The time travel process has negative health effects, though. Adults "not much older than 20" are unable to survive for long, as their kidneys hemorrhage shortly after the experience. So the scientists decide to only send young people 56 years into the future so they can build a new civilization.

After the government takes over the project, the transfer machines are turned off, trapping a large number of project members in the future. Now trapped, they begin exploring the future world.
A survivor from the project is picked up by a family dressed in futuristic clothing. She is placed alive in the trunk of their car, there to be consumed as fuel for the vehicle. The small girl in the back seat asks what will happen when they run out of them (people from the past),
"Will we have to use each other, then?"

==Production==
The film was produced by Peter Fonda's Pando Company, in association with
Marrianne Santas; it was copyrighted to Kathleen Film Production Company in 1973.

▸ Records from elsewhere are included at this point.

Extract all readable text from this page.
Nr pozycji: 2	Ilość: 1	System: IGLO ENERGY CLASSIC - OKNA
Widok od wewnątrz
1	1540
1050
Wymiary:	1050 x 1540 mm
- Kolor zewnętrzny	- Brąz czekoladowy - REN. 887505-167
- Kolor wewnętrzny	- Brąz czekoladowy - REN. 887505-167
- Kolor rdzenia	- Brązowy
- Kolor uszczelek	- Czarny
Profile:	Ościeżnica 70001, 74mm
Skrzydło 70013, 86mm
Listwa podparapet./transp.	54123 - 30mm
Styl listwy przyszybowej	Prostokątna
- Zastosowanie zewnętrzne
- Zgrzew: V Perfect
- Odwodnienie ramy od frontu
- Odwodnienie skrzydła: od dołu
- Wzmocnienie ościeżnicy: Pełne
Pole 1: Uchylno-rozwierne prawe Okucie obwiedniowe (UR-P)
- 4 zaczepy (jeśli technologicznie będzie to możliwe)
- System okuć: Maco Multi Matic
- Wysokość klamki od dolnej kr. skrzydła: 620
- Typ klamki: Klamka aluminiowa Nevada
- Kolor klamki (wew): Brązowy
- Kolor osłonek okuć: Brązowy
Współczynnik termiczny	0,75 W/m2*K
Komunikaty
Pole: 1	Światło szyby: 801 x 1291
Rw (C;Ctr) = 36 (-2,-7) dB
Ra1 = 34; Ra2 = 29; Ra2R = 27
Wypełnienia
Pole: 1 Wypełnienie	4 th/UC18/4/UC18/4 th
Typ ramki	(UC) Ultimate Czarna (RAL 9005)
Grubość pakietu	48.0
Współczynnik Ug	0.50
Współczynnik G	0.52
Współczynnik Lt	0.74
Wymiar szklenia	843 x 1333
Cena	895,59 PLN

The $500,000 film was self-financed by Fonda and starred mostly non-professional actors. Principal shooting took place in Arco, Idaho, Craters of the Moon National Monument and Preserve, and Bruneau Sand Dunes State Park. Castmember Earl Crabb also cites Bellevue, Idaho as a location. The film was shot after Fonda had finished directing The Hired Hand (1971) in August 1971.

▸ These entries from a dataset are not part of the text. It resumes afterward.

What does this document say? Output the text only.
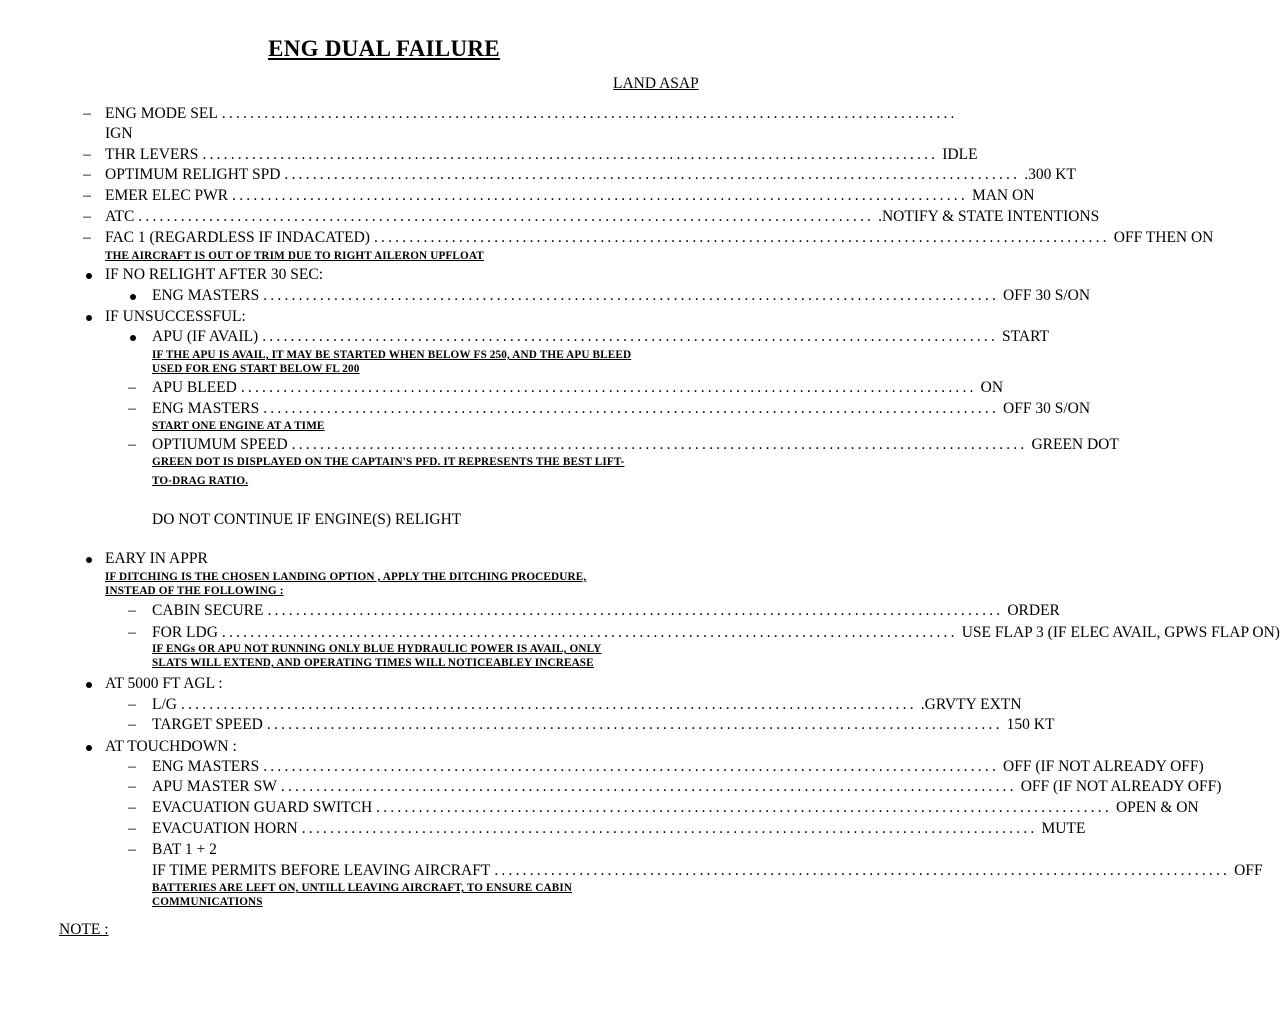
ENG DUAL FAILURE
LAND ASAP
– ENG MODE SEL ........................................................................................................
IGN
– THR LEVERS ........................................................................................................ IDLE
– OPTIMUM RELIGHT SPD ........................................................................................................ .300 KT
– EMER ELEC PWR ........................................................................................................ MAN ON
– ATC ........................................................................................................ .NOTIFY & STATE INTENTIONS
– FAC 1 (REGARDLESS IF INDACATED) ........................................................................................................ OFF THEN ON
THE AIRCRAFT IS OUT OF TRIM DUE TO RIGHT AILERON UPFLOAT
IF NO RELIGHT AFTER 30 SEC:
ENG MASTERS ........................................................................................................ OFF 30 S/ON
IF UNSUCCESSFUL:
APU (IF AVAIL) ........................................................................................................ START
IF THE APU IS AVAIL, IT MAY BE STARTED WHEN BELOW FS 250, AND THE APU BLEED
USED FOR ENG START BELOW FL 200
– APU BLEED ........................................................................................................ ON
– ENG MASTERS ........................................................................................................ OFF 30 S/ON
START ONE ENGINE AT A TIME
– OPTIUMUM SPEED ........................................................................................................ GREEN DOT
GREEN DOT IS DISPLAYED ON THE CAPTAIN'S PFD. IT REPRESENTS THE BEST LIFT-
TO-DRAG RATIO.
DO NOT CONTINUE IF ENGINE(S) RELIGHT
EARY IN APPR
IF DITCHING IS THE CHOSEN LANDING OPTION , APPLY THE DITCHING PROCEDURE,
INSTEAD OF THE FOLLOWING :
– CABIN SECURE ........................................................................................................ ORDER
– FOR LDG ........................................................................................................ USE FLAP 3 (IF ELEC AVAIL, GPWS FLAP ON)
IF ENGs OR APU NOT RUNNING ONLY BLUE HYDRAULIC POWER IS AVAIL, ONLY
SLATS WILL EXTEND, AND OPERATING TIMES WILL NOTICEABLEY INCREASE
AT 5000 FT AGL :
– L/G ........................................................................................................ .GRVTY EXTN
– TARGET SPEED ........................................................................................................ 150 KT
AT TOUCHDOWN :
– ENG MASTERS ........................................................................................................ OFF (IF NOT ALREADY OFF)
– APU MASTER SW ........................................................................................................ OFF (IF NOT ALREADY OFF)
– EVACUATION GUARD SWITCH ........................................................................................................ OPEN & ON
– EVACUATION HORN ........................................................................................................ MUTE
– BAT 1 + 2
IF TIME PERMITS BEFORE LEAVING AIRCRAFT ........................................................................................................ OFF
BATTERIES ARE LEFT ON, UNTILL LEAVING AIRCRAFT, TO ENSURE CABIN
COMMUNICATIONS
NOTE :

The end credits conclude with the Latin phrase "Esto Perpetua". Translated, it means "Let it be perpetual" or "It is forever"; appropriate for a time travel film, it is also the motto of the state of Idaho.

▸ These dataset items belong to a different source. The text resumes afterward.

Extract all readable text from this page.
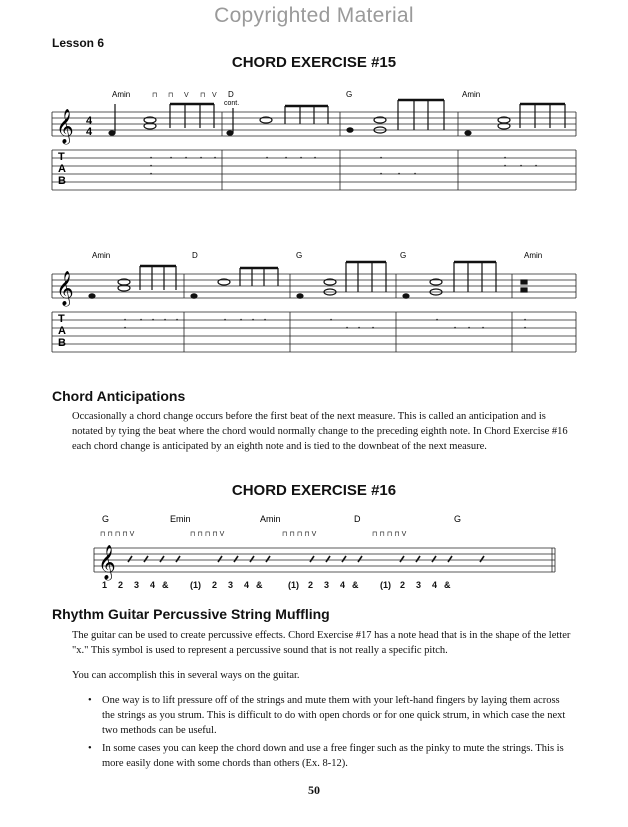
Copyrighted Material
Lesson 6
CHORD EXERCISE #15
Amin	D
cont.
G	Amin
⊓ ⊓ V ⊓ V
𝄞 4
4
T
A
B
•
•
•
• • • •	•	• • •	•
•	• •
•
• • •
Amin	D	G	G	Amin
𝄞
T
A
B
•
•
• • • •	• • • •	•
• • •
•
• • •
•
•
Chord Anticipations

Occasionally a chord change occurs before the first beat of the next measure. This is called an anticipation and is notated by tying the beat where the chord would normally change to the preceding eighth note. In Chord Exercise #16 each chord change is anticipated by an eighth note and is tied to the downbeat of the next measure.

CHORD EXERCISE #16
G	Emin	Amin	D	G
⊓ ⊓ ⊓ ⊓ V	⊓ ⊓ ⊓ ⊓ V	⊓ ⊓ ⊓ ⊓ V	⊓ ⊓ ⊓ ⊓ V
𝄞
1 2 3 4 & (1) 2 3 4 &	(1) 2 3 4 & (1) 2 3 4 &
Rhythm Guitar Percussive String Muffling

The guitar can be used to create percussive effects. Chord Exercise #17 has a note head that is in the shape of the letter "x." This symbol is used to represent a percussive sound that is not really a specific pitch.

You can accomplish this in several ways on the guitar.

• One way is to lift pressure off of the strings and mute them with your left-hand fingers by laying them across the strings as you strum. This is difficult to do with open chords or for one quick strum, in which case the next two methods can be useful.

• In some cases you can keep the chord down and use a free finger such as the pinky to mute the strings. This is more easily done with some chords than others (Ex. 8-12).

50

Fonda also produced a documentary about the making of the film.

==Reception==
Fonda said "The film was in release for only three weeks when the distributor (Cinemation) went bankrupt. The banks had the film for years. Luckily, I was able to retain the rights."

Reception of Idaho Transfer has been mixed. Time described it as a "very deliberate and closely controlled film graced with a slow, severe beauty that makes its quiet edge of panic all the more chilling", whereas Jay Robert Nash in The Motion Picture Guide declares it a "useless piece of drivel about an obnoxious group of teens".